Eran días en que la ubicua verborrea ‘bolivariana’ del ‘jefe supremo eterno’ irrumpía, a toda hora, en las pantallas de televisión de los hogares venezolanos. Todo esto, mientras el régimen se hacía de un solapado y vasto sistema de espionaje interno (Made in Cuba) para husmear y controlar los movimientos de la gente. Como era previsible, a la muerte de Chávez (en marzo de 2013) el experimento socialista había logrado la ardua epopeya de destrozar el sistema productivo del país, lo que obligaba entonces a importar más de 80% de los bienes (alimentos, medicinas, provisiones, etc.) consumidos por la población.

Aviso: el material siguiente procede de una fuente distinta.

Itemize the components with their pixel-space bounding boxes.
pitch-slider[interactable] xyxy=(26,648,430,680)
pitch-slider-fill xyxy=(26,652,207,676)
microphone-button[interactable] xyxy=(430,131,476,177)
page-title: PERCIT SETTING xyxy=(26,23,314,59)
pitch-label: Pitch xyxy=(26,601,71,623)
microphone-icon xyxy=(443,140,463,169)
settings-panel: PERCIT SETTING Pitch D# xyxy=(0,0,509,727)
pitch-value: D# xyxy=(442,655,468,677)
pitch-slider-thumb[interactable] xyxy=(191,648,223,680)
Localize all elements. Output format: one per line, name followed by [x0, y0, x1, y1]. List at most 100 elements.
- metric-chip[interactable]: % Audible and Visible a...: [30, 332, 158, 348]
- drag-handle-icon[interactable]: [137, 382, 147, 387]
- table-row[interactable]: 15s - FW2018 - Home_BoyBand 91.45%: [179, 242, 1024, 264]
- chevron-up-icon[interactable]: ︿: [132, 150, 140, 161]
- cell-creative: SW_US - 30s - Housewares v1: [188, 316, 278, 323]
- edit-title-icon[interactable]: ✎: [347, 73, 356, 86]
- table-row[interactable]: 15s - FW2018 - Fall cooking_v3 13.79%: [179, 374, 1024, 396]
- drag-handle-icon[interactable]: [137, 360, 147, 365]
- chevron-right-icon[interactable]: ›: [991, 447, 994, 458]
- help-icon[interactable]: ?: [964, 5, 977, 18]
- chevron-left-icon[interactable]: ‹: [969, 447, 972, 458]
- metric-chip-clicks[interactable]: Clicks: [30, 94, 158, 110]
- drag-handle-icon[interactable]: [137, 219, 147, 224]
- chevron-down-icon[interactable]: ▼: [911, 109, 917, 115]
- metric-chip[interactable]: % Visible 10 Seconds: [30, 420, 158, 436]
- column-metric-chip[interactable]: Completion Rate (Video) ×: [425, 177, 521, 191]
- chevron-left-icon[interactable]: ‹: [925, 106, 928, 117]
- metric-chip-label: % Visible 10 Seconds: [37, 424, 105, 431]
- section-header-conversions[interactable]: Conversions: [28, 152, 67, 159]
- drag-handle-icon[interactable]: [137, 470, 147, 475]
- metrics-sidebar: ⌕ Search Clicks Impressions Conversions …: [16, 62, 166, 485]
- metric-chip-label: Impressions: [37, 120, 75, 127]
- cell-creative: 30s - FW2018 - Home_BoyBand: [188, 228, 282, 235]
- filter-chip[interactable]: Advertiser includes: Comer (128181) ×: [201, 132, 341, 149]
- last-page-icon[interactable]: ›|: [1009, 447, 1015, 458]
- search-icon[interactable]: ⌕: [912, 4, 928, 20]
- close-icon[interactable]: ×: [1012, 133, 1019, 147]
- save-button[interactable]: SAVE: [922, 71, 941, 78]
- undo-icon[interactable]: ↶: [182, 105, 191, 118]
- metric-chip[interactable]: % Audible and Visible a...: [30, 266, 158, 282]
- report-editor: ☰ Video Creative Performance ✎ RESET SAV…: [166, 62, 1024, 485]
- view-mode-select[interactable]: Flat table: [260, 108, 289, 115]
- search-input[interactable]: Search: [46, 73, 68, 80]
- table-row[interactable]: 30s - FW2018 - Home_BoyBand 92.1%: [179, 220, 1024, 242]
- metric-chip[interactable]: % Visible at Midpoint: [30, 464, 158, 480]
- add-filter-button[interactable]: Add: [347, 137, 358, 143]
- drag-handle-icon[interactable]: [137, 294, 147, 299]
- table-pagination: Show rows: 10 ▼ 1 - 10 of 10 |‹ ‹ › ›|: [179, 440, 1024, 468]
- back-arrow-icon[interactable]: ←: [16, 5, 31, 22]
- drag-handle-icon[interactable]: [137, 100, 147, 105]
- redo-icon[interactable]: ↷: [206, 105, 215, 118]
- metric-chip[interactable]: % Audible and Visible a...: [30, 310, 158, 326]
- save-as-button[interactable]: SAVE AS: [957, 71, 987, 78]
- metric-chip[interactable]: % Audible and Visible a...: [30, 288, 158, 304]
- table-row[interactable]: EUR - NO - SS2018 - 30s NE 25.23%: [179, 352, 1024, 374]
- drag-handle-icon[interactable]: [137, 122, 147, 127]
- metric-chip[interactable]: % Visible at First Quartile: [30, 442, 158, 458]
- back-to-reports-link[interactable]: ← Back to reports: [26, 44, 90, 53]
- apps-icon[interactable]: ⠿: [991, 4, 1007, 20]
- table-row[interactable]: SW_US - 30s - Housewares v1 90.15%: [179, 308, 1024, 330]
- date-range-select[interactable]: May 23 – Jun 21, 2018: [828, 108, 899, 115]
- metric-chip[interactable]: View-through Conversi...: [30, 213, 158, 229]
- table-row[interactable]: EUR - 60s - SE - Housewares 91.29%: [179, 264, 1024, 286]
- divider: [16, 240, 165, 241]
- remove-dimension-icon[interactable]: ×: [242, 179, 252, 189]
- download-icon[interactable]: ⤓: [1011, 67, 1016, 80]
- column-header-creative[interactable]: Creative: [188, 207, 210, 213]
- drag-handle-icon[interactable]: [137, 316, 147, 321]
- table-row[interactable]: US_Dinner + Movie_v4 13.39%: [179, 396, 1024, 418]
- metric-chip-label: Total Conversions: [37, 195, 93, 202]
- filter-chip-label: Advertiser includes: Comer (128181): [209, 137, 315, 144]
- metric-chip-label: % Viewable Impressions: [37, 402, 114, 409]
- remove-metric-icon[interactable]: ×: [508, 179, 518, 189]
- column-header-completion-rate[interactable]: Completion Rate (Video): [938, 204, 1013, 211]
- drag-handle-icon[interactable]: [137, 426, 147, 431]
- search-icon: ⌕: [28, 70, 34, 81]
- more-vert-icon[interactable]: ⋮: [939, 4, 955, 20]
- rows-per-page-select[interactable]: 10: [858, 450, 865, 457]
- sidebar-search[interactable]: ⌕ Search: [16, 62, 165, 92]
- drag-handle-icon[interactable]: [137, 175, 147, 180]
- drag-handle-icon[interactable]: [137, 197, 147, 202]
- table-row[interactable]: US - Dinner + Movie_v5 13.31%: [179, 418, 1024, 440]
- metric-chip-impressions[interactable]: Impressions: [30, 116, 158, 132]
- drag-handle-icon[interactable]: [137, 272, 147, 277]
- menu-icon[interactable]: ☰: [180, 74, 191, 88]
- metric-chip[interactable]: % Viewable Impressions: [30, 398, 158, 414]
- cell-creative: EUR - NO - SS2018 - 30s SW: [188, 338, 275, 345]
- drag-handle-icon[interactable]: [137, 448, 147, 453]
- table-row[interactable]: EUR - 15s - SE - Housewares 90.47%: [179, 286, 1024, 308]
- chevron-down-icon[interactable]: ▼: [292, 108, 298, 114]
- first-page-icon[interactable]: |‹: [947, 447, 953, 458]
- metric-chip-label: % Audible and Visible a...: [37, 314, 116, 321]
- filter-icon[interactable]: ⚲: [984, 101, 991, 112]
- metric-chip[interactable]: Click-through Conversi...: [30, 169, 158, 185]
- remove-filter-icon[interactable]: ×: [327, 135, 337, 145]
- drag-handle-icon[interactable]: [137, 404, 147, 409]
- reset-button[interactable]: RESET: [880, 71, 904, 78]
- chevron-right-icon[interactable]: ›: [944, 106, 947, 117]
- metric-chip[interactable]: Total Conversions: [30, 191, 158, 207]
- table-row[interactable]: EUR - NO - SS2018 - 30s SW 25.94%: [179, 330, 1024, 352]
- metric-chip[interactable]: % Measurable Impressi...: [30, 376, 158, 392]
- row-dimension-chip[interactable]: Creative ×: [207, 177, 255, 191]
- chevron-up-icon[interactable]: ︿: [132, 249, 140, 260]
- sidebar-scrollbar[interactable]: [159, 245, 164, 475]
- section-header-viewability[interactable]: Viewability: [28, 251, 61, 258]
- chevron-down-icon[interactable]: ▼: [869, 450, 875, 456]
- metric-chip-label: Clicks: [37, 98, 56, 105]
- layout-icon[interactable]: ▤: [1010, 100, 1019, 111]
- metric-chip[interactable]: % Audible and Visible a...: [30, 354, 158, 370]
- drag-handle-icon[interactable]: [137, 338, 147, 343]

Chávez desaparece meses antes del derrumbe de la cotización petrolera. El régimen postchavista, que ahora nada produce, impulsa que las tiendas se llenen de colas humanas procurando medicinas y alimentos imaginarios. De ahí que huyeran, desafiando selvas y pantanos azarosos, quienes tienen algo que perder, así como aquellos que no encuentran qué comer. Hasta sumar ocho millones los venezolanos que, como almas en pena, hoy deambulan por senderos y barriadas de Colombia y Perú, de Chile y Ecuador, de Brasil y Centroamérica.
Percibo, a lo lejos, la consternación colectiva, la majestuosa perfección de esta tragedia. Me viene entonces al recuerdo Greta Garbo y el sublime estertor de su Margarita Gautier en ‘La dama de las camelias’. (Quizás no deba contarlo: uno de mis abuelos era venezolano, y aquella nación me parece incesantemente hermosa, ¡hasta cuando agoniza..!).